Neither preference is wrong, but each comes with its own trade-offs.
Writing Large Harems: The In-World Logistics
This tension between small and large harems shows up directly in my own series.
In Grimoire of Lust, there are multiple models of large-scale covens. Ravenna “Queen” Carter controls a coven of over three hundred witches. Ambridge Dalston, leader of the Nocturnus Conclave, commands a similarly massive organization.
In both cases, intimacy isn’t the point.
These covens function more like armies or courts than families. Power flows downward. Loyalty is enforced. Distance is deliberate. Scale brings control, reach, and survival, but it also strips away personal connection.
Chris Daniels exists at the opposite end of that spectrum.

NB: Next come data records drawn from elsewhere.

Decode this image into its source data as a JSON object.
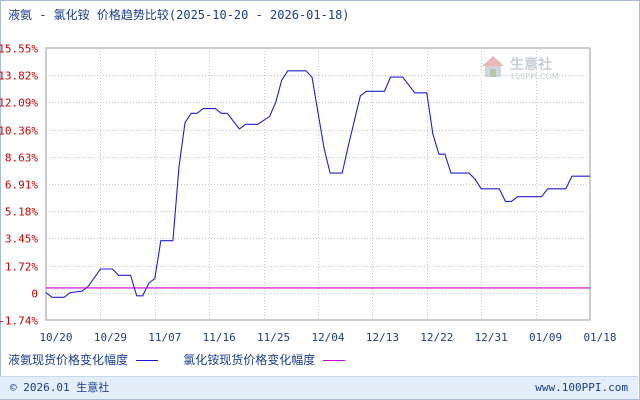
{
  "title": {
    "main": "液氨 - 氯化铵 价格趋势比较",
    "range": "(2025-10-20 - 2026-01-18)"
  },
  "watermark": {
    "text": "生意社",
    "url": "100PPI.COM"
  },
  "footer": {
    "copyright": "© 2026.01 生意社",
    "site": "www.100PPI.com"
  },
  "colors": {
    "series1": "#2020cc",
    "series2": "#cc00cc",
    "grid": "#c8c8c8",
    "axis_text": "#cc0000",
    "date_text": "#1a3c8c"
  },
  "chart_data": {
    "type": "line",
    "title": "液氨 - 氯化铵 价格趋势比较",
    "ylim": [
      -1.74,
      15.55
    ],
    "yticks": [
      "15.55%",
      "13.82%",
      "12.09%",
      "10.36%",
      "8.63%",
      "6.91%",
      "5.18%",
      "3.45%",
      "1.72%",
      "0",
      "-1.74%"
    ],
    "ytick_values": [
      15.55,
      13.82,
      12.09,
      10.36,
      8.63,
      6.91,
      5.18,
      3.45,
      1.72,
      0,
      -1.74
    ],
    "xticks": [
      "10/20",
      "10/29",
      "11/07",
      "11/16",
      "11/25",
      "12/04",
      "12/13",
      "12/22",
      "12/31",
      "01/09",
      "01/18"
    ],
    "x_domain": [
      "2025-10-20",
      "2026-01-18"
    ],
    "grid": true,
    "legend_position": "bottom",
    "series": [
      {
        "name": "液氨现货价格变化幅度",
        "points": [
          [
            "2025-10-20",
            0.0
          ],
          [
            "2025-10-21",
            -0.3
          ],
          [
            "2025-10-23",
            -0.3
          ],
          [
            "2025-10-24",
            0.0
          ],
          [
            "2025-10-26",
            0.1
          ],
          [
            "2025-10-27",
            0.4
          ],
          [
            "2025-10-29",
            1.5
          ],
          [
            "2025-10-31",
            1.5
          ],
          [
            "2025-11-01",
            1.1
          ],
          [
            "2025-11-03",
            1.1
          ],
          [
            "2025-11-04",
            -0.2
          ],
          [
            "2025-11-05",
            -0.2
          ],
          [
            "2025-11-06",
            0.6
          ],
          [
            "2025-11-07",
            0.9
          ],
          [
            "2025-11-08",
            3.3
          ],
          [
            "2025-11-10",
            3.3
          ],
          [
            "2025-11-11",
            8.0
          ],
          [
            "2025-11-12",
            10.8
          ],
          [
            "2025-11-13",
            11.4
          ],
          [
            "2025-11-14",
            11.4
          ],
          [
            "2025-11-15",
            11.7
          ],
          [
            "2025-11-17",
            11.7
          ],
          [
            "2025-11-18",
            11.4
          ],
          [
            "2025-11-19",
            11.4
          ],
          [
            "2025-11-21",
            10.4
          ],
          [
            "2025-11-22",
            10.7
          ],
          [
            "2025-11-24",
            10.7
          ],
          [
            "2025-11-26",
            11.2
          ],
          [
            "2025-11-27",
            12.1
          ],
          [
            "2025-11-28",
            13.5
          ],
          [
            "2025-11-29",
            14.1
          ],
          [
            "2025-12-02",
            14.1
          ],
          [
            "2025-12-03",
            13.7
          ],
          [
            "2025-12-05",
            9.2
          ],
          [
            "2025-12-06",
            7.6
          ],
          [
            "2025-12-08",
            7.6
          ],
          [
            "2025-12-09",
            9.3
          ],
          [
            "2025-12-11",
            12.5
          ],
          [
            "2025-12-12",
            12.8
          ],
          [
            "2025-12-15",
            12.8
          ],
          [
            "2025-12-16",
            13.7
          ],
          [
            "2025-12-18",
            13.7
          ],
          [
            "2025-12-20",
            12.7
          ],
          [
            "2025-12-22",
            12.7
          ],
          [
            "2025-12-23",
            10.1
          ],
          [
            "2025-12-24",
            8.8
          ],
          [
            "2025-12-25",
            8.8
          ],
          [
            "2025-12-26",
            7.6
          ],
          [
            "2025-12-29",
            7.6
          ],
          [
            "2025-12-30",
            7.2
          ],
          [
            "2025-12-31",
            6.6
          ],
          [
            "2026-01-03",
            6.6
          ],
          [
            "2026-01-04",
            5.8
          ],
          [
            "2026-01-05",
            5.8
          ],
          [
            "2026-01-06",
            6.1
          ],
          [
            "2026-01-10",
            6.1
          ],
          [
            "2026-01-11",
            6.6
          ],
          [
            "2026-01-14",
            6.6
          ],
          [
            "2026-01-15",
            7.4
          ],
          [
            "2026-01-18",
            7.4
          ]
        ]
      },
      {
        "name": "氯化铵现货价格变化幅度",
        "points": [
          [
            "2025-10-20",
            0.3
          ],
          [
            "2026-01-18",
            0.3
          ]
        ]
      }
    ]
  }
}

At thirteen coven members, he already feels stretched thin. Not just emotionally, but practically. As a focal, he isn’t simply a leader. He’s a power source, mentor, partner, anchor, lover, and emotional center. Every new member adds strain: time, attention, energy, and trust.
Within his own coven, there’s tension. The original coven core believes expansion is necessary for protection. Bigger covens survive. Smaller ones get swallowed.
Chris understands that logic.
But for him, his coven isn’t an army. It’s family. And he worries that if it grows too fast, it will lose the warmth and closeness that made it worth protecting in the first place.
That tension between survival and connection is something I keep coming back to as a writer—no matter how large his coven eventually becomes.
What Readers Actually Seem to Want
After talking with readers, one thing has become clear: most aren’t fixated on harem size itself. What they care about is character depth.
Readers are generally happy to follow a small or a large coven as long as the characters feel like people, with distinct voices, clear motivations, and relationships that change over time.
A harem of four can feel meaningless if no one has depth.A harem of thirty can work if the author takes the time to flesh out roles, personalities, and make the characters feel human.
So, where do you land? Do you prefer smaller, close-knit harems, or large covens that feel closer to armies?